The spirit of extravagance: Joseph von Sternberg and Marlene Dietrich

No one in twentieth century cinema wore costumes with the panache of Marlene Dietrich, and no one photographed a person, men and women, in costume as fetchingly as Joseph von Sternberg. Thanks to Criterion’s Dietrich & von Sternberg in Hollywood, viewers can watch the six films in which von Sternberg turned the German born chanteuse into an icon who never ossified into a public monument: her wit, vitality, and irony blew away the Norma Shearers and Ruth Chattertons making the transition into sound (but not Garbo or Stanwyck). These 2K or 4K digital restorations prove revelatory; it’s possible the films didn’t look this crisp in the 1930s.

I’ve seen Morocco, Shanghai Express, and The Scarlet Empress, the zeniths of the Von Sternberg-Dietrich collaborations. I can’t wait to watch them again, particularly Shanghai Express. But I want to concentrate on 1935’s The Devil is a Woman, not the looniest of the six but the most emblematic, for its box office failure spooked Paramount and showed von Sternberg that audiences had become accustomed to a more loquacious cinema. It’s also possible that audiences thought The Devil is a Woman more ponderous cinema too. Although it has its defenders, the film’s uneven pacing can’t support its rickety plot: best friends Cesar Romero and Lionel Atvill, a revolutionary and Civil Guard captain, respectively, as the corners of a love triangle involving Dietrich, playing a cigarette factory girl named, of course, Conchita Perez.

To watch a von Sternberg picture for sense is to risk stepping on a rake, however. What impresses about The Devil is a Woman is the director’s breathtaking command of form. His camera glides, a silent predator, as Concha, after performing “Three Sweethearts Have I,” takes her bows to the galley, ascends to the balcony. Popping balloons serve as a leitmotif, an example of Romero’s rakishness (he loves using a slingshot) and as a symbol of Concha’s effect on these pompous men. A master of the incongruous dissolve, von Sternberg relishes seguing from crowds and balloons to Dietrich’s face, a living, puckered zinger. To von Sternberg, decor and costumes aren’t secondary — they’re the point of his films, often the subjects. As Dietrich’s Concha discards one costume for another, a tension emerges between their increasing absurdity and her self-mocking demeanor.

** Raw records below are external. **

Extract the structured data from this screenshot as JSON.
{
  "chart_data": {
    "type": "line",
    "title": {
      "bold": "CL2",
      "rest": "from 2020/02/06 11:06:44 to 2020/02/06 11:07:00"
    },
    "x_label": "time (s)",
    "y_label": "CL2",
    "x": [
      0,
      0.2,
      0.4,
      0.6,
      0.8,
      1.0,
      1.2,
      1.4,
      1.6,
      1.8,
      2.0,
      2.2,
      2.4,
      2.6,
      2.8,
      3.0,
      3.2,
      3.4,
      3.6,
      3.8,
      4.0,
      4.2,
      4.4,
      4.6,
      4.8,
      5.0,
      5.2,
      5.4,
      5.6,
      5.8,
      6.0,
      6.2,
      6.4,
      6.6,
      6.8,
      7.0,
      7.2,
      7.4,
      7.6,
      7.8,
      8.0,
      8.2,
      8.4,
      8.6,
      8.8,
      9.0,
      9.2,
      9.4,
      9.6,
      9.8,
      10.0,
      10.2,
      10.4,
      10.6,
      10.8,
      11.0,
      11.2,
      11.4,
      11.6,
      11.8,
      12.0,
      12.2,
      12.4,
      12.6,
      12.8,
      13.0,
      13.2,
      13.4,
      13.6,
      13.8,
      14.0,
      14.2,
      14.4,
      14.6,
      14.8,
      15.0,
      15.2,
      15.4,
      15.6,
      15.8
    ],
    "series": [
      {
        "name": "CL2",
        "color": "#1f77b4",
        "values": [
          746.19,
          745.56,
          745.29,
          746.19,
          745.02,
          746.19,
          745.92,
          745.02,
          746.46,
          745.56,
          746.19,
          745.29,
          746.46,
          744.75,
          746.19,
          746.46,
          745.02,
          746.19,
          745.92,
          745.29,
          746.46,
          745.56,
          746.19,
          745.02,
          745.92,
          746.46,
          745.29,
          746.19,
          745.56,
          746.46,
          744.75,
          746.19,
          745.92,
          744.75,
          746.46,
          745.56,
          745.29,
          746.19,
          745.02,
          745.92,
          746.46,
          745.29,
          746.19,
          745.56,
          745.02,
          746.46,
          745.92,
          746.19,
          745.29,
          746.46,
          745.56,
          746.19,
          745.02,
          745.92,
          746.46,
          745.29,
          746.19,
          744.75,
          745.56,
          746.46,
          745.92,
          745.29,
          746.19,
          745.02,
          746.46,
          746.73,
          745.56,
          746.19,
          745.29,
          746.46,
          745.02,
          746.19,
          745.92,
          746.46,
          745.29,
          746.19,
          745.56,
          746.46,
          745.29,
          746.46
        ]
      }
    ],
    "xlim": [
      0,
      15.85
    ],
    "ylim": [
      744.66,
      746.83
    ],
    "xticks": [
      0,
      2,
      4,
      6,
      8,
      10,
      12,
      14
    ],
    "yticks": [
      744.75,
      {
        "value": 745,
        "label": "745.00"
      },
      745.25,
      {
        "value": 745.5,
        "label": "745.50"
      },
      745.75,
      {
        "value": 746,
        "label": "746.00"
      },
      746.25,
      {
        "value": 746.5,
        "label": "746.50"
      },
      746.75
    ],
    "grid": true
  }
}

It isn’t exactly that Atvill and Romero aren’t up to Dietrich (although in Atvill’s case, given his pompous, stiff playing of a pompous, stiff man, perhaps) so much as von Sternberg saw romantic imbroglios as fragments in larger elaborate patterns of visual extravagance; the audience was supposed to revel in the total conception, not root for this or that person. For von Sternberg, Andrew Sarris wrote, “sex is less the hard currency of politics than its shaping spirit.” Yet Dietrich got the bon mots. Howard Hawks, not often acknowledged for the subtlety of his framing, would later work with von Sternberg favorite Jules Furthman, screenwriter of Morocco and Shanghai Express, but not, alas, The Devi is a Woman, written by, of all people, John Dos Passos.

As a couple of the terrific essays printed in the booklet remark, critics sniffed at the von Sternberg-Dietrich corpus as the half decade in which they made their impact receded. In Notes on “Camp,” — note the scare quotes — Susan Sontag situates these films as Exhibit A. “The hallmark of Camp is the spirit of extravagance. Camp is a woman walking around in a dress made of three million feathers,” Sontag wrote. “The hallmark of Camp is the spirit of extravagance. Camp is a woman walking around in a dress made of three million feathers.” Explaining the striations of a popular culture from which she felt an increasing alienation, Sontag writes like a lepidopterist fascinated that a certain tint on a wing hasn’t been eliminated from a species. But Von Sternberg’s idea of cinema has. Criterion reminds cineastes of what we’ve lost.